The decision represents a radical change of direction given that the United States government has sought to extradite Mexican drug traffickers and try them in its own courtrooms for decades because it believed that they would never be brought to justice in Mexico.
But the Trump administration is apparently willing to put that belief to one side in order not to upset the Mexican government – another radical shift given that the U.S. president is not known for his amiability toward Mexico.
In a filing asking a judge to dismiss the charges against Cienfuegos, U.S. prosecutors acknowledged that the Trump administration had come to the conclusion that preserving the relationship with Mexico was more important than pursuing the case.
“The United States has determined that sensitive and important foreign policy considerations outweigh the government’s interest in pursuing the prosecution of the defendant, under the totality of the circumstances, and therefore require dismissal of the case,” they wrote.
Ebrard rejected any suggestion that the United States’ actions were related to López Obrador’s decision not to congratulate Joe Biden on his election victory over Trump.

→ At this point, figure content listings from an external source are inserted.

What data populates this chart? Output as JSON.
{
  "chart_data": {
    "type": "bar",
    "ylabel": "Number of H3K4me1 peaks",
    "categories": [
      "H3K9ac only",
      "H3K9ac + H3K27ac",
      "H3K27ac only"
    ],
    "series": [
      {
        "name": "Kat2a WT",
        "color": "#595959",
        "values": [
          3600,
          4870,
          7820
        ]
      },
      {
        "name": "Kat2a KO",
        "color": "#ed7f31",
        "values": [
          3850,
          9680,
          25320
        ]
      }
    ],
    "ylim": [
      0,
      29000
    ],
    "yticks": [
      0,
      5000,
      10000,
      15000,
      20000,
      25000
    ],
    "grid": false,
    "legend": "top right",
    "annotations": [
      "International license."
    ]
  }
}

At his news conference on Wednesday morning, López Obrador asserted that there would be no impunity in the Cienfuegos case. He also said that Mexico had not committed to giving anything to the U.S. in exchange for it dropping the charges.
“There’s no exchange, we don’t establish commitments that affect our principles. … It doesn’t mean impunity, … an investigation has started, it started when they sent us the evidence,” López Obrador said.

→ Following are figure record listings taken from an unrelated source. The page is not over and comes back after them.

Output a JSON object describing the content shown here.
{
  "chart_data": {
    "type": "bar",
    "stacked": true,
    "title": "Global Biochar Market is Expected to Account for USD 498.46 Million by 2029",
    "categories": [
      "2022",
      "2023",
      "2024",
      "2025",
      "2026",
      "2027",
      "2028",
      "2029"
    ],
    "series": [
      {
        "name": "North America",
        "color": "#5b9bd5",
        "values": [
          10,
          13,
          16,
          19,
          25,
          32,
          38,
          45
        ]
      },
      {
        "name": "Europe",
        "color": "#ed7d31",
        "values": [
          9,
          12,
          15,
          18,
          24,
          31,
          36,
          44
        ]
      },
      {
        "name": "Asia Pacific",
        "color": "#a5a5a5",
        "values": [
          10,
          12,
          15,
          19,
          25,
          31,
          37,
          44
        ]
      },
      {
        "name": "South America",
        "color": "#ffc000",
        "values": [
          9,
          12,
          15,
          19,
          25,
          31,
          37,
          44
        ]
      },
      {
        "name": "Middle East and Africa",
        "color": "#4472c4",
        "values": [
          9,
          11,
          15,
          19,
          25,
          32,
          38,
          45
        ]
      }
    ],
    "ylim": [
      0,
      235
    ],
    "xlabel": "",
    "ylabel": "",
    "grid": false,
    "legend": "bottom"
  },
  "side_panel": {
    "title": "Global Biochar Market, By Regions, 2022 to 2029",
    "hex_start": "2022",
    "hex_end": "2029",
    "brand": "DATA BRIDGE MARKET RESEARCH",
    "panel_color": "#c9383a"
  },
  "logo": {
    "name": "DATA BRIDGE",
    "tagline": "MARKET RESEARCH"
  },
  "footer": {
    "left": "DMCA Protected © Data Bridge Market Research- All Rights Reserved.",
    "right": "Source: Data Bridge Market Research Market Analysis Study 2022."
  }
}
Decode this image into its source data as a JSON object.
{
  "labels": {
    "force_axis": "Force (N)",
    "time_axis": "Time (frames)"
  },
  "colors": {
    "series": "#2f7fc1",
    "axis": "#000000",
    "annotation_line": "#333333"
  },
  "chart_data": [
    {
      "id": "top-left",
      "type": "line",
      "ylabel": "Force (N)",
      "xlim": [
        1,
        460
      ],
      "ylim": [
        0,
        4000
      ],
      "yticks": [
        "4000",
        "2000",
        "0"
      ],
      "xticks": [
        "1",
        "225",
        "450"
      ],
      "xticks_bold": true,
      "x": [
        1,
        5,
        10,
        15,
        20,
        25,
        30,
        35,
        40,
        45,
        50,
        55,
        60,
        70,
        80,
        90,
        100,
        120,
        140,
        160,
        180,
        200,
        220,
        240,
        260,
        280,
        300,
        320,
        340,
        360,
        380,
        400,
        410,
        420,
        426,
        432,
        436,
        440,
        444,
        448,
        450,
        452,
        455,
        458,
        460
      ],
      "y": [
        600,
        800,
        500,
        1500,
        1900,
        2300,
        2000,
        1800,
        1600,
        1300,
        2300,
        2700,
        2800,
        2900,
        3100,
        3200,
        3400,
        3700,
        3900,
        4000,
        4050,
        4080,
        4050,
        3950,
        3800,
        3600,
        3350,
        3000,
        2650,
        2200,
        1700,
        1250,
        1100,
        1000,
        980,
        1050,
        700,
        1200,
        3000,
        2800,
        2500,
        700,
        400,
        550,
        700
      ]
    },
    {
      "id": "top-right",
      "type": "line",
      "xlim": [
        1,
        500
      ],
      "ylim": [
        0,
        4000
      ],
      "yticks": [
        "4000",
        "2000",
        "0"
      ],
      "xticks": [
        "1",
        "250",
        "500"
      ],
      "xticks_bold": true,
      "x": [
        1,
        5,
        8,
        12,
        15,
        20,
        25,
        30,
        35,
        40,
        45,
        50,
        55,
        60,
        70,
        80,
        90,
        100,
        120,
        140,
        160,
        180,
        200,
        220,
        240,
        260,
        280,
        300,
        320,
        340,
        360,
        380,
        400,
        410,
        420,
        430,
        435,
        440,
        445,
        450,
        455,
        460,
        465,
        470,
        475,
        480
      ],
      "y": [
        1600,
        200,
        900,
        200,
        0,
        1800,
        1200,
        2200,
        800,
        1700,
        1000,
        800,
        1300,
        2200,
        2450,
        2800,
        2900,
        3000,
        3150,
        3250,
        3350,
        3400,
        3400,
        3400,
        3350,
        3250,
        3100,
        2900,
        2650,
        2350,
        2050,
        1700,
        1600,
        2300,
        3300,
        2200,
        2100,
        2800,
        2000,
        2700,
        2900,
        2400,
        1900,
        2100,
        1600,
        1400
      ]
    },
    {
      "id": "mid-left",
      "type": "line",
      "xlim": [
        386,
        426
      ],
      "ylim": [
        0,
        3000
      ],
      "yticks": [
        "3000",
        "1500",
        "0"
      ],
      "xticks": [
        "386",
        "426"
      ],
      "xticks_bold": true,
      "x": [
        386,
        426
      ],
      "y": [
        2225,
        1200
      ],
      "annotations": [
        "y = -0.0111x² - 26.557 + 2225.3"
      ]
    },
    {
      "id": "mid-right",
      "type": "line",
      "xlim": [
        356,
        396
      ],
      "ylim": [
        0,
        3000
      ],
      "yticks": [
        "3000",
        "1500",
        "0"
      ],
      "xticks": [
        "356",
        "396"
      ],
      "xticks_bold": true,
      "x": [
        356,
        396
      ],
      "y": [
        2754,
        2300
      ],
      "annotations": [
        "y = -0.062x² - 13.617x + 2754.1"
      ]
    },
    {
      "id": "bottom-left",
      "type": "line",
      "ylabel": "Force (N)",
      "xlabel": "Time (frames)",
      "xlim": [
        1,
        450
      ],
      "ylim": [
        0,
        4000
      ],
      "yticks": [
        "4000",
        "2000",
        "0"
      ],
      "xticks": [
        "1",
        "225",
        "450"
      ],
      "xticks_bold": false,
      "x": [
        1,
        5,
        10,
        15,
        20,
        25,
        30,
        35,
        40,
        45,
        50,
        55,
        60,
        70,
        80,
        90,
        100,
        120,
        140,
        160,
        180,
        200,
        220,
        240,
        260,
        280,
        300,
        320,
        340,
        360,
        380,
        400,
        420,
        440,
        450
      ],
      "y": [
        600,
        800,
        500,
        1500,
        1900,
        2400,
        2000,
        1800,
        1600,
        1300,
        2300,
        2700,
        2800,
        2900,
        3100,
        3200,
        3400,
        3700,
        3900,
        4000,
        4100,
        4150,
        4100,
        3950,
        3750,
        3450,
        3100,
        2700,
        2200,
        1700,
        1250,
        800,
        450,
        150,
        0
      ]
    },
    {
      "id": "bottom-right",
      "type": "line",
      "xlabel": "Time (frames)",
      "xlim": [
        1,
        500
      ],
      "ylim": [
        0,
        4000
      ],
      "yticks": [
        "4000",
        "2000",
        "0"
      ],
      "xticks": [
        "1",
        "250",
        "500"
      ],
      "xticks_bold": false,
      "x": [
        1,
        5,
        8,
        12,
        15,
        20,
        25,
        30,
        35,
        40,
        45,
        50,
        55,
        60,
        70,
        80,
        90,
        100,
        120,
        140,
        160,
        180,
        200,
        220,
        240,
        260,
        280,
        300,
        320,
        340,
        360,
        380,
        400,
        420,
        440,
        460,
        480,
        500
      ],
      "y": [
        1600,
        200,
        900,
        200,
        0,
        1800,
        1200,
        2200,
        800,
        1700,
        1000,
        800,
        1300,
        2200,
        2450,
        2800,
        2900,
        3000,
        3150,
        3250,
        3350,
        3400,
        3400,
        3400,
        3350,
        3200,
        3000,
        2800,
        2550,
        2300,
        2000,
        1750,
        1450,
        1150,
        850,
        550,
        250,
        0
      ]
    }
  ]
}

He said the government expressed its anger to the United States about not being informed about the plan to arrest Cienfuegos because the U.S. violated a years-old agreement to provide such information.
The managing editor of InSight Crime, a foundation dedicated to the study of organized crime in Latin America, expressed doubt that Cienfuegos would be tried in a civilian court.
“[AMLO’s] prosecutors are going to have to weigh up what the evidence against Cienfuegos is and whether it is strong enough to warrant a very public trial, against the loyalty of the army and how much he wants to keep the army onside,” Chris Dalby said.
“Cienfuegos has a lot of friends in high places.”
It is also likely that Mexican courts will be unable to try Cienfuegos on much of the evidence collected by U.S. authorities.
The interception of the former defense minister’s telephone communications was not authorized by a Mexican judge and therefore the incriminating Blackberry messages were illegally obtained and will be inadmissible in court, wrote Carlos Marín, a columnist with the newspaper Milenio.
He also said the government could legally detain Cienfuegos in a military prison or place him under house arrest for up to 40 days while an investigation takes place. However, it appears more likely that he will be not be arrested upon arrival in Mexico.
The “possibility that Cienfuegos will remain free, at least for some time,” said The Washington Post, is “a symbol to some of the Mexican government’s ability to play hardball with the United States — and win.”